Vers 1890, période qui nous intéresse, le commandement de l’armée des Indes est exercé par le commandant en chef de l’armée du Bengale à qui sont subordonnés les commandants en chef des armées de Madras et de Bombay. L’armée du Punjab est sur le point de former une entité autonome, mais pour l’instant, elle fait partie de l’armée du Bengale sous le nom de « Punjab Frontier Force », appellation qui définit assez bien son rôle de gardien des frontières du Nord-Ouest de l’Inde, régulièrement assaillies par les bandes de pillards et l’armée régulière afghane.

La haute qualité de l’armée des Indes en général est due au fait que ces troupes furent sur pied de guerre permanent pendant près d’un siècle: pacification de l’Inde, guerres afghanes, guerres birmanes, expéditions extérieures (Somalie, Chine, Tibet) sans compter leur intervention remarquée en France; pendant la guerre de 1914-1918.

La société 5e Régiment de Cipayes du Punjab mieux connue sous l’appellation Cipayes anglais peut-être considérée comme le petit-enfant des grognards de Napoléon.

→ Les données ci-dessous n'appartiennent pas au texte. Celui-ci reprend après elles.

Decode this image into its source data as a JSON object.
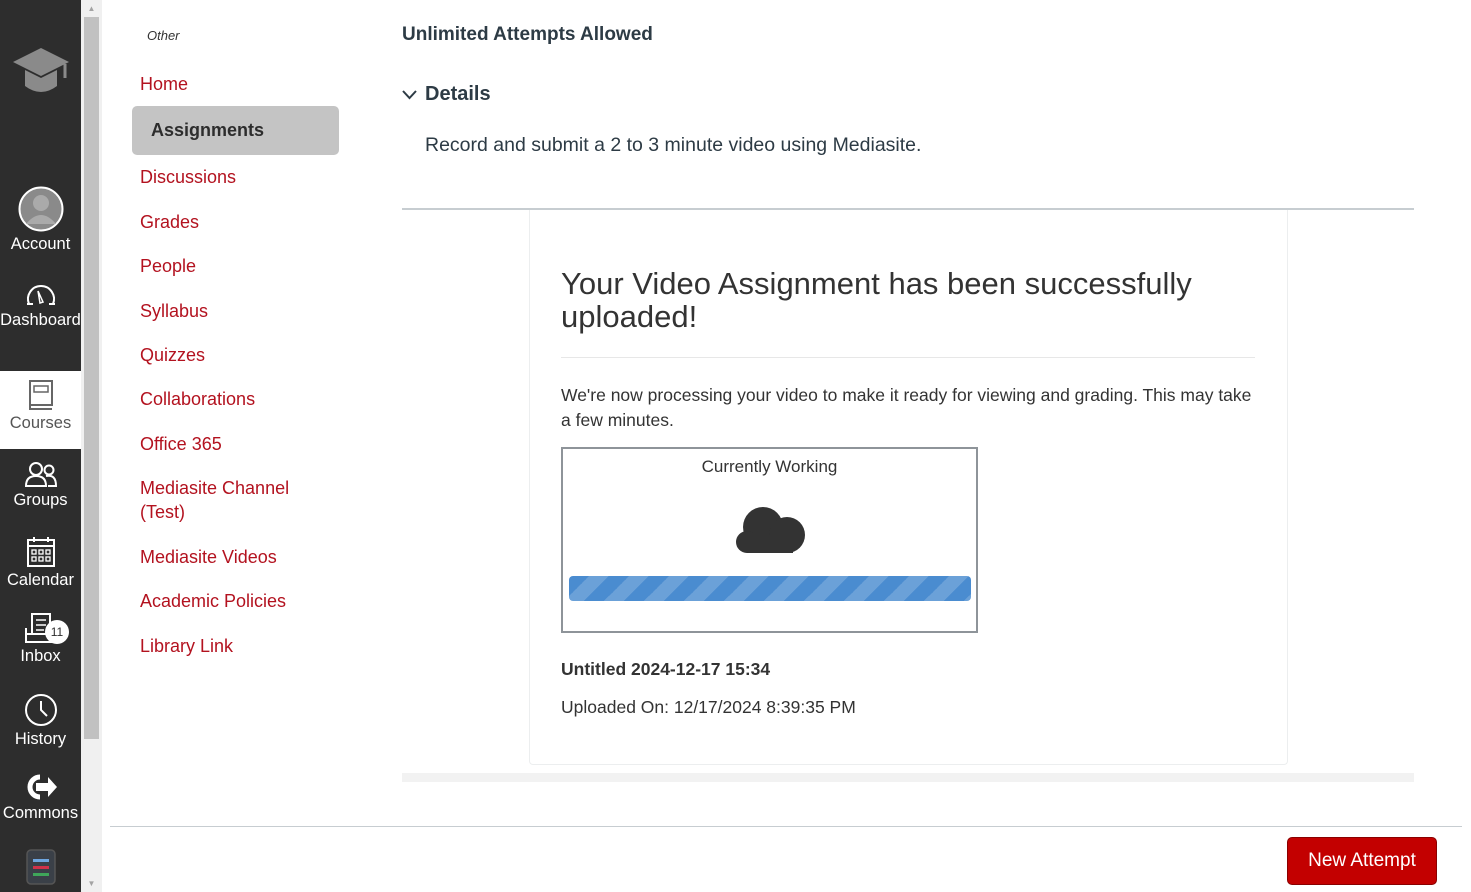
{
  "global_nav": {
    "logo_icon": "graduation-cap-icon",
    "items": [
      {
        "label": "Account",
        "icon": "user-avatar-icon"
      },
      {
        "label": "Dashboard",
        "icon": "speedometer-icon"
      },
      {
        "label": "Courses",
        "icon": "book-icon",
        "active": true
      },
      {
        "label": "Groups",
        "icon": "users-icon"
      },
      {
        "label": "Calendar",
        "icon": "calendar-icon"
      },
      {
        "label": "Inbox",
        "icon": "inbox-icon",
        "badge": "11"
      },
      {
        "label": "History",
        "icon": "clock-icon"
      },
      {
        "label": "Commons",
        "icon": "commons-icon"
      },
      {
        "label": "",
        "icon": "app-menu-icon"
      }
    ]
  },
  "course_nav": {
    "section_label": "Other",
    "items": [
      {
        "label": "Home"
      },
      {
        "label": "Assignments",
        "active": true
      },
      {
        "label": "Discussions"
      },
      {
        "label": "Grades"
      },
      {
        "label": "People"
      },
      {
        "label": "Syllabus"
      },
      {
        "label": "Quizzes"
      },
      {
        "label": "Collaborations"
      },
      {
        "label": "Office 365"
      },
      {
        "label": "Mediasite Channel (Test)"
      },
      {
        "label": "Mediasite Videos"
      },
      {
        "label": "Academic Policies"
      },
      {
        "label": "Library Link"
      }
    ]
  },
  "assignment": {
    "attempts_label": "Unlimited Attempts Allowed",
    "details_label": "Details",
    "details_text": "Record and submit a 2 to 3 minute video using Mediasite."
  },
  "upload_card": {
    "title": "Your Video Assignment has been successfully uploaded!",
    "description": "We're now processing your video to make it ready for viewing and grading. This may take a few minutes.",
    "status_label": "Currently Working",
    "status_icon": "cloud-icon",
    "progress_percent": 100,
    "video_title": "Untitled 2024-12-17 15:34",
    "uploaded_on": "Uploaded On: 12/17/2024 8:39:35 PM"
  },
  "footer": {
    "new_attempt_label": "New Attempt"
  },
  "colors": {
    "nav_bg": "#2d2d2d",
    "link_red": "#b3121f",
    "button_red": "#c30000",
    "progress_blue": "#4a8cd0"
  }
}
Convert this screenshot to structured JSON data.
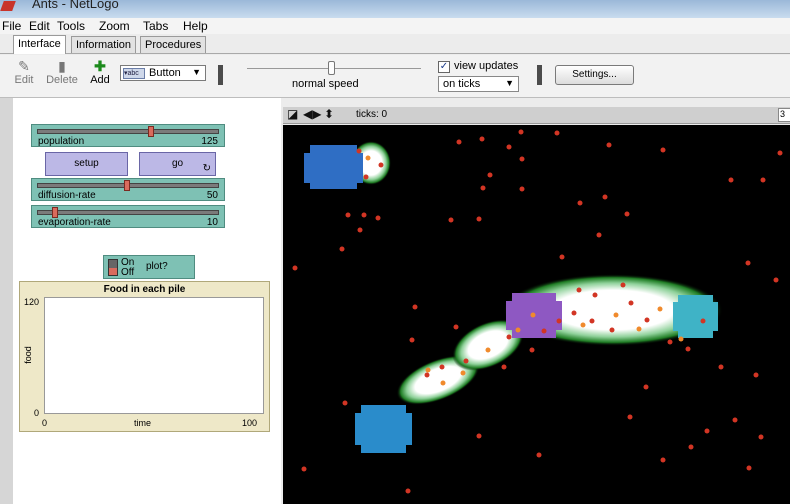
{
  "window": {
    "title": "Ants - NetLogo"
  },
  "menu": [
    "File",
    "Edit",
    "Tools",
    "Zoom",
    "Tabs",
    "Help"
  ],
  "tabs": [
    "Interface",
    "Information",
    "Procedures"
  ],
  "toolbar": {
    "edit_label": "Edit",
    "delete_label": "Delete",
    "add_label": "Add",
    "widget_type": "Button",
    "speed_label": "normal speed",
    "view_updates_label": "view updates",
    "view_updates_checked": true,
    "update_mode": "on ticks",
    "settings_label": "Settings..."
  },
  "controls": {
    "population": {
      "label": "population",
      "value": "125",
      "level": 0.66
    },
    "setup_label": "setup",
    "go_label": "go",
    "diffusion": {
      "label": "diffusion-rate",
      "value": "50",
      "level": 0.5
    },
    "evaporation": {
      "label": "evaporation-rate",
      "value": "10",
      "level": 0.1
    },
    "plot_switch": {
      "on": "On",
      "off": "Off",
      "label": "plot?"
    }
  },
  "plot": {
    "title": "Food in each pile",
    "ylabel": "food",
    "xlabel": "time",
    "ymax": "120",
    "ymin": "0",
    "xmin": "0",
    "xmax": "100"
  },
  "view": {
    "ticks_label": "ticks: 0",
    "tick_box": "3"
  }
}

En effet, au sein de la Garde Impériale de Jumet, chère à Gabriel Thibaut, survient, en 1978, une dissidence qui est à l’origine du 17e cipayes français. Et, en 1985, un désaccord au sein de cette dernière provoque le départ de plusieurs membres qui s’empressent de fonder les Cipayes anglais.

La première assemblée de la société a lieu le 15 novembre 1985 au café « Le Tivoli », place Francq à Jumet-Heigne. Fascinés par un ouvrage sur l’armée britannique en Afrique et aux Indes, ils décident de représenter un régiment typiquement indien, commandé par des Britanniques. Leur choix se porte sur un régiment de l’armée du Punjab.

Claude Pouillard est nommé président et sergent-major, Raoul Servais, commandant. Ceux-ci sont entourés de Pascal Bierlaire, lieutenant et trésorier, Guy Pouillard, sous-lieutenant porte-drapeau et André Verdonc, caporal et secrétaire.

bapteme-drapeau

Le 5e Régiment des Cipayes du Punjab évoque donc cette armée pittoresque par les uniformes, s’inspirant du « 5th Infantry Punjab Frontier Force » dont les traditions dans l’armée des Indes remontent à sa création en 1849.

Pendant la guerre des Cipayes, il restera fidèle à la Couronne britannique, la rébellion s’étant surtout répandue dans l’armée du Bengale. Il participera, aux côtés des troupes anglaises, à la campagne contre les troupes révoltées. Après la guerre, les forces indigènes seront réorganisées et les forces « pujabis » seront intégrées dans l’armée du Bengale.

Le « 5th Infantry Punjab Frontier » a reçu comme citations: Peiwar Kotal, Charasiah, Kabul 1879 et Afghanistan 1878-1880.

Vareuse rouge sur pantalon bouffant bleu, turban bleu à patte rouge et franges jaunes, les Cipayes anglais étonnent le public depuis ces dernières années. Leur musique se compose, en effet, d’un pipe-band d’une dizaine de cornemuses et tambours et ce, dans la plus pure tradition des régiments indiens qui affectionnent, encore aujourd’hui, ce type de formation.

N’empêche! Ils contribuent à une rentrée haute en couleur et ont bien raison de défiler  fièrement derrière  « L’Union Jack »  portant  pour  seule inscription:   5e Régiment des Cipayes du Punjab -1986.